Dobrze wytargować solidną zniżkę w salonie podczas zakupu nowego auta. I jeszcze lepiej uzyskać kilka lat później wysoką kwotę podczas odsprzedaży używanego egzemplarza. To wbrew pozorom nie tylko marzenie handlarzy samochodów czy zarządzających flotami pojazdów. W końcu im więcej uzyskamy przy odsprzedaży, tym mniej trzeba będzie dołożyć do kolejnego auta.
Nie powinno dziwić, że w branży motoryzacyjnej wartość rezydualna jest niebywale istotna. Stosowne prognozy wartości rezydualnej powstają nie tylko na zlecenie dużych nabywców (przede wszystkim floty), ale i producentów aut. Stąd kolejny raport renomowanego amerykańskiego instytutu JD Power, w którym wskazano najlepsze samochody (pod uwagę wzięto 293 modele samochodów oferowanych w USA) w kategorii wysokiej wartości odsprzedaży. Wśród nich nie zabrakło aut amerykańskich, brytyjskich, koreańskich i japońskich. A co z niemieckimi? Honoru Niemiec broni tylko jedna marka. Zadziwiająco skromnie jak na tak ogromny potencjał i bogatą historię.
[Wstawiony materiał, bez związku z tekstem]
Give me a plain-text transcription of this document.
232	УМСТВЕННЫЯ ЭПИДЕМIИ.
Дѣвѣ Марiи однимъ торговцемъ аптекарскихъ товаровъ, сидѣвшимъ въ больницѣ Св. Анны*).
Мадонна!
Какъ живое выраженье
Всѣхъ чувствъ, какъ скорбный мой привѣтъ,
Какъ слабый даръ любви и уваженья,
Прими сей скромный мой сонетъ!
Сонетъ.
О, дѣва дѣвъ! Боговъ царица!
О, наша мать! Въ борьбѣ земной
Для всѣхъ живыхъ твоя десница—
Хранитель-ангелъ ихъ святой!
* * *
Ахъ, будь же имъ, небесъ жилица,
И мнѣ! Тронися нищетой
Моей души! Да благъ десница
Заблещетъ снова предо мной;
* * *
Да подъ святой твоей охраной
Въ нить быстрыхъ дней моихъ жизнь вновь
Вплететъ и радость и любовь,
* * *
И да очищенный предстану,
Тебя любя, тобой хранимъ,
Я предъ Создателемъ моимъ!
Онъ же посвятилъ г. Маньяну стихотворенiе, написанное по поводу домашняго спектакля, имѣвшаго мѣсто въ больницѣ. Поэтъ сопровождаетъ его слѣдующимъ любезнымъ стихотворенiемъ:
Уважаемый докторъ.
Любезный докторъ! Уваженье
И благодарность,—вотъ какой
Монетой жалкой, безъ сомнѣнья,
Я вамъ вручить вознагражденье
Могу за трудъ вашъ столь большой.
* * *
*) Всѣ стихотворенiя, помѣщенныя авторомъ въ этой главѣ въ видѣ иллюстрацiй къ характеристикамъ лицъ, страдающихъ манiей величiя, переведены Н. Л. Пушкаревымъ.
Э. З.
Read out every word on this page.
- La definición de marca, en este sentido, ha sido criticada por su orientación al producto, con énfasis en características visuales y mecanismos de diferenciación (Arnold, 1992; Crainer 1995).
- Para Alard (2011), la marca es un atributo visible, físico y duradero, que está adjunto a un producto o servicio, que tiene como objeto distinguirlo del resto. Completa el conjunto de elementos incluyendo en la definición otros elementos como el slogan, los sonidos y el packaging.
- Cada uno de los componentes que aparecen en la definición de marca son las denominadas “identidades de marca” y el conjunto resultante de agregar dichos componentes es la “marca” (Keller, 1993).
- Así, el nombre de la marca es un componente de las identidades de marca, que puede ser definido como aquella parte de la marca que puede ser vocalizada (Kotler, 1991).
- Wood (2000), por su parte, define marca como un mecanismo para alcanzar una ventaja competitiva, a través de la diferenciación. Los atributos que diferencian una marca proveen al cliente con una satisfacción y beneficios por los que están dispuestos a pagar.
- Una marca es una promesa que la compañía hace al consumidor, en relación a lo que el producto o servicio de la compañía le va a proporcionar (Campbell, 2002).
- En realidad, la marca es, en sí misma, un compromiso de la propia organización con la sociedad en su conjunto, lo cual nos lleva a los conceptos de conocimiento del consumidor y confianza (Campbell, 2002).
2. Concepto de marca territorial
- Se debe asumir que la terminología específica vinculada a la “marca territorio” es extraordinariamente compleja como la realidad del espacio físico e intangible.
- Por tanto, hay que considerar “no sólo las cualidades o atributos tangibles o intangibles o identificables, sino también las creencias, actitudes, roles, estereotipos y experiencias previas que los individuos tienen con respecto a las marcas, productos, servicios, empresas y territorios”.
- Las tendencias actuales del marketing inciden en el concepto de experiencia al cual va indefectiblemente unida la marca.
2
W badaniu JD Power szacowano wartość pojazdów po trzech latach użytkowania. Wyniki nie powinny być zaskakujące. W czołówce rankingu marki cenione od lat, czyli Honda, Lexus i Toyota. W segmencie premium Lexus otrzymał wyróżnienie już czwarty rok z rzędu. Honda zaś już trzeci rok zajmuje pierwsze miejsce na podium w kategorii marek z rynku masowego.
Wbrew pozorom nie wszystko było łatwe do przewidzenia. Okazało się, że łatwo o lepsze wyniki w przypadku bardziej konserwatywnej strategii polityki modelowej. Według JD Power lepiej oceniono marki, które zachowały szeroką gamę opcji napędów (spalinowe, hybrydowe czy odmiany plug-in) i nie forsowały tak mocno elektromobilności. Premiowano także tych producentów, którzy okazali „wyważone podejście do modernizacji pojazdów i poziomów wyposażenia". W gronie wyróżnionych nie zabrakło jednak firmy znanej wyłącznie z napędów elektrycznych. Okazało się, że nagrodzono także Teslę Model Y, która otrzymała wyróżnienie w segmencie elektrycznych aut premium (w przypadku rynku masowego nagrodę zgarnął Ford F-150 Lightning.
Wśród wyróżnionych warto zwrócić uwagę na kilka modeli. W tradycyjnej dla USA rozbudowanej kategorii pikapów (trzy segmenty: średni, duży mniejszej ładowności oraz tzw. heavy duty) Toyota zgarnęła aż dwie nagrody (Tacoma i Tundra). Nieźle poradzili sobie także Jeep (dwa wyróżnienia w segmencie dużych SUV i aut terenowych) czy Subaru (nagroda w kategorii aut sportowych). Zaskakuje zaś skromna reprezentacja firm z Niemiec. Jedyne wyróżnienie to klasa dużych aut premium (Mercedes AMG GT 4Door). W tym roku bez nagrody dla BMW czy Porsche. A to spora niespodzianka.